The idea of virtual child protection teams has also met with cautious approval from the Association of Directors of Social Services.

In his submission to the Victoria Climbie inquiry ADSS president Michael Leadbetter expresses interest in exploring "the model of virtual child protection teams operating to specific national standards and outcomes".

Leadbetter is quick to stress, however, that inter-agency interaction should involve more than a few clicks on a computer mouse. "The ADSS has long argued that a close working relationship between the relevant professionals is a key component in protecting children."

And in one recent and perhaps encouraging example of inter-agency co-operation, the ADSS has joined forces with a number of children's charities, the Local Government Association, the NHS Confederation, the Royal College of Paediatrics and Child Health, the Society of Education Officers and the Metropolitan Police to urge the government to strengthen the role of area child protection committees. In a joint statement they are calling for ACPCs to be placed on a statutory footing and jointly funded to oversee national policies for protecting children.

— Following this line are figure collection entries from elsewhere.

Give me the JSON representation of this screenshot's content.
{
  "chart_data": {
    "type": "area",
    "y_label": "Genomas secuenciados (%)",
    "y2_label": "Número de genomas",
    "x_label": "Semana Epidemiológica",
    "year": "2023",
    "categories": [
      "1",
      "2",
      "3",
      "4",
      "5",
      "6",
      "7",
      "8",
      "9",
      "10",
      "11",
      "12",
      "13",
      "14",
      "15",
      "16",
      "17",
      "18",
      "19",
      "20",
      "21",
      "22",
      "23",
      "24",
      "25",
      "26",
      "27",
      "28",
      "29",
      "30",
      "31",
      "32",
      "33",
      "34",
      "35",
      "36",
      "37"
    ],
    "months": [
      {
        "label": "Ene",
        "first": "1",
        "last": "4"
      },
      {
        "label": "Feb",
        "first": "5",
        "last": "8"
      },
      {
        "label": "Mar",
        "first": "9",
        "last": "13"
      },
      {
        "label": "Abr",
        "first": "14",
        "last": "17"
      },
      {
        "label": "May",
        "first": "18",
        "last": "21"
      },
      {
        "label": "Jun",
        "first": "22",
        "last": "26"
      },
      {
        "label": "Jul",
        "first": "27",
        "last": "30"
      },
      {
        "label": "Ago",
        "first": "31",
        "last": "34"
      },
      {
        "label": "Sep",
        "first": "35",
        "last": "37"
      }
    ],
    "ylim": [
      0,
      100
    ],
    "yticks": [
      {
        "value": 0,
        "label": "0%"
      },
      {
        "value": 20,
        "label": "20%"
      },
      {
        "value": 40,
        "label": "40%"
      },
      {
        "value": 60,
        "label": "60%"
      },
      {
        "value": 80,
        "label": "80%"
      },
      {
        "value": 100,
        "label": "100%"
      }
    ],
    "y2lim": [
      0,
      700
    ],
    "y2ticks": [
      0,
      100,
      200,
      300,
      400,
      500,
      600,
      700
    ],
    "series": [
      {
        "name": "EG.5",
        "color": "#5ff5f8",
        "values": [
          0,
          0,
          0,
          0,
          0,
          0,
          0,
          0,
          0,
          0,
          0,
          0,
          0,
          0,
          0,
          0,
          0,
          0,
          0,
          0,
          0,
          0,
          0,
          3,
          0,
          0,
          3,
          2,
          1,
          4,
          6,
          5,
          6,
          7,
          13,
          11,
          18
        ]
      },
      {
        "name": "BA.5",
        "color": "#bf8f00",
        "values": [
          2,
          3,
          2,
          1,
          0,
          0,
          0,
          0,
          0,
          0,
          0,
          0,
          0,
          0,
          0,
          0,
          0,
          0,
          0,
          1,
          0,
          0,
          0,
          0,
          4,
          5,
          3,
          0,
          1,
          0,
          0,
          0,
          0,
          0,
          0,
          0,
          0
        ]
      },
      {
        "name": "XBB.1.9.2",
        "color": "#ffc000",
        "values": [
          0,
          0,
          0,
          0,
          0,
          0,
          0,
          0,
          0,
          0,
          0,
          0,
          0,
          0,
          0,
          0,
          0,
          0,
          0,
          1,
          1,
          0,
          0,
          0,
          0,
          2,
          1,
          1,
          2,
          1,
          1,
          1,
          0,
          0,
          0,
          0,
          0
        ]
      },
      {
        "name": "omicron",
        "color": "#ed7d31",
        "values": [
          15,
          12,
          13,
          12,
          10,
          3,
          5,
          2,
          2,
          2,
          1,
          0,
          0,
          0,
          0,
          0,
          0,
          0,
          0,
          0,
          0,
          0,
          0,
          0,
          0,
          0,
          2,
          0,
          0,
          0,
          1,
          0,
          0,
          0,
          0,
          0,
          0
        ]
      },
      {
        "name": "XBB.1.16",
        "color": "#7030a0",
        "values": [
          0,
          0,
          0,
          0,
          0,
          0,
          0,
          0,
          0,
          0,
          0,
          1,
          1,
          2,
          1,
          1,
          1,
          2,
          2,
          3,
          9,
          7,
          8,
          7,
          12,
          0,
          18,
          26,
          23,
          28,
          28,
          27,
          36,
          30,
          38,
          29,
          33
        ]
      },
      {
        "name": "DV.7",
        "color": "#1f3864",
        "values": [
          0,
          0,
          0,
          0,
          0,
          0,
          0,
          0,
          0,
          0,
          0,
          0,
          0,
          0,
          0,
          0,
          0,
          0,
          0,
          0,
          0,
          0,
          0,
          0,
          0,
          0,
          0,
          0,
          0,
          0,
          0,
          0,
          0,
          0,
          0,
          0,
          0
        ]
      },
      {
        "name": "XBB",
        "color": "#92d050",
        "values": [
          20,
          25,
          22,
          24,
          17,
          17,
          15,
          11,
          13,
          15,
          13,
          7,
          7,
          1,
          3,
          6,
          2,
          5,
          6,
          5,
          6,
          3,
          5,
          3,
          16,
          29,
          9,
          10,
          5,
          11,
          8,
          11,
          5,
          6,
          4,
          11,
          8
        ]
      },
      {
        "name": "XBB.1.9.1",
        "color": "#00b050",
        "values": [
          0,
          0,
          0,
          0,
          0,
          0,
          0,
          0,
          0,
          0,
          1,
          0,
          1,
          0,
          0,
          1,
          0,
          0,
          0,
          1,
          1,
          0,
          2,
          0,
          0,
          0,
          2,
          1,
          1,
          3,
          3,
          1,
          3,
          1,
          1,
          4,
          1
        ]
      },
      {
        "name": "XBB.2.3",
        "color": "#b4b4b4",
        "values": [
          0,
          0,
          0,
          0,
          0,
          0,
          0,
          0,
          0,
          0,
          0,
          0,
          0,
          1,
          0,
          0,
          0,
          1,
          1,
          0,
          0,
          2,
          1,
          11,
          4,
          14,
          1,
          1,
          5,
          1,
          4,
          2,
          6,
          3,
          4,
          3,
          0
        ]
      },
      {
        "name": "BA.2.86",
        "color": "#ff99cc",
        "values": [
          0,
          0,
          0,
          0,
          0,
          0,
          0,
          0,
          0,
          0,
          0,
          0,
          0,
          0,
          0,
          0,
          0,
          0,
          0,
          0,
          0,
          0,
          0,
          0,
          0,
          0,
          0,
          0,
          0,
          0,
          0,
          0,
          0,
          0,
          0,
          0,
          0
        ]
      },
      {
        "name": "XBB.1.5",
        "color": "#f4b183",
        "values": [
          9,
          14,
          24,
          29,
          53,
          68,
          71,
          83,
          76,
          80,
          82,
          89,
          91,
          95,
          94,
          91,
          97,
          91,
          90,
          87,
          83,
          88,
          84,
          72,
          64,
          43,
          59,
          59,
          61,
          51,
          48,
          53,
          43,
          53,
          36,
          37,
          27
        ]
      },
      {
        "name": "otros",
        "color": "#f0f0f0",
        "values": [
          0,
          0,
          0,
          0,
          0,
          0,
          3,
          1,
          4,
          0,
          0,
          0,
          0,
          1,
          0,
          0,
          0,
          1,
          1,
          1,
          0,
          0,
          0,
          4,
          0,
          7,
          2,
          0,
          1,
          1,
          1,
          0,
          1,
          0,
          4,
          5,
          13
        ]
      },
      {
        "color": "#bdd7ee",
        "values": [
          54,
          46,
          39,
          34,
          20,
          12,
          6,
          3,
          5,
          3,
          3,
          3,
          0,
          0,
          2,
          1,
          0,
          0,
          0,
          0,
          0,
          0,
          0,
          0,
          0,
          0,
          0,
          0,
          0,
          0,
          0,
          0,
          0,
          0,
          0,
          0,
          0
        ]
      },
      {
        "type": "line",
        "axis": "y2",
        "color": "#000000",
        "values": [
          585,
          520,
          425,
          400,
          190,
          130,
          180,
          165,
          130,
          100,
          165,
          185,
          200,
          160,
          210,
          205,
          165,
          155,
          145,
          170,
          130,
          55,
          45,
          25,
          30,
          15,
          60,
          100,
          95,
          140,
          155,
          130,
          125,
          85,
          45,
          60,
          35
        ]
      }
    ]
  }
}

Social services director of Kensington and Chelsea, Moira Gibb believes ACPCs may also be able to help combat the loss of information between local authority boundaries and to encourage professions other than social workers to take more of an interest in child protection. In her submission to the Victoria Climbie inquiry Gibb calls for ACPCs to tackle the disincentives experienced by some professions to following up concerns about children.

"Housing departments and other agencies which deal with the public should be enabled to understand the system through some form of participation in ACPCs," she says. "For complex areas such as London where children frequently cross authority boundaries there should be a regional ACPC or strategic and problem-solving body to ensure collaboration across organisational boundaries."

Of course the moves to strengthen ACPCs may also be designed to head off calls for the creation of a separate agency whose sole role is child protection. This suggestion has been vehemently opposed by the ADSS, which believes that a separate agency would simply strengthen false perceptions that at-risk children form a discrete group.

In fact there appears to be little support within any of the professions involved in child protection for a widespread organisational change. According to John Ransford, the Local Government Association's director of education and social policy, it is not so much the system that needs to be changed as the whole concept of multi-agency working. The current rigid demarcation of roles within a team can create a reluctance to challenge across professional and agency boundaries, he says.

"The LGA would like to see the establishment of individual personal authority, enshrined in procedures as part of multi-agency team working."

Perhaps if this concept of personal authority can be combined with that of personal accountability we will be spared the experience of another inquiry in which each professional witness tries to blame the next for the lack of communications that contributed to a child's death.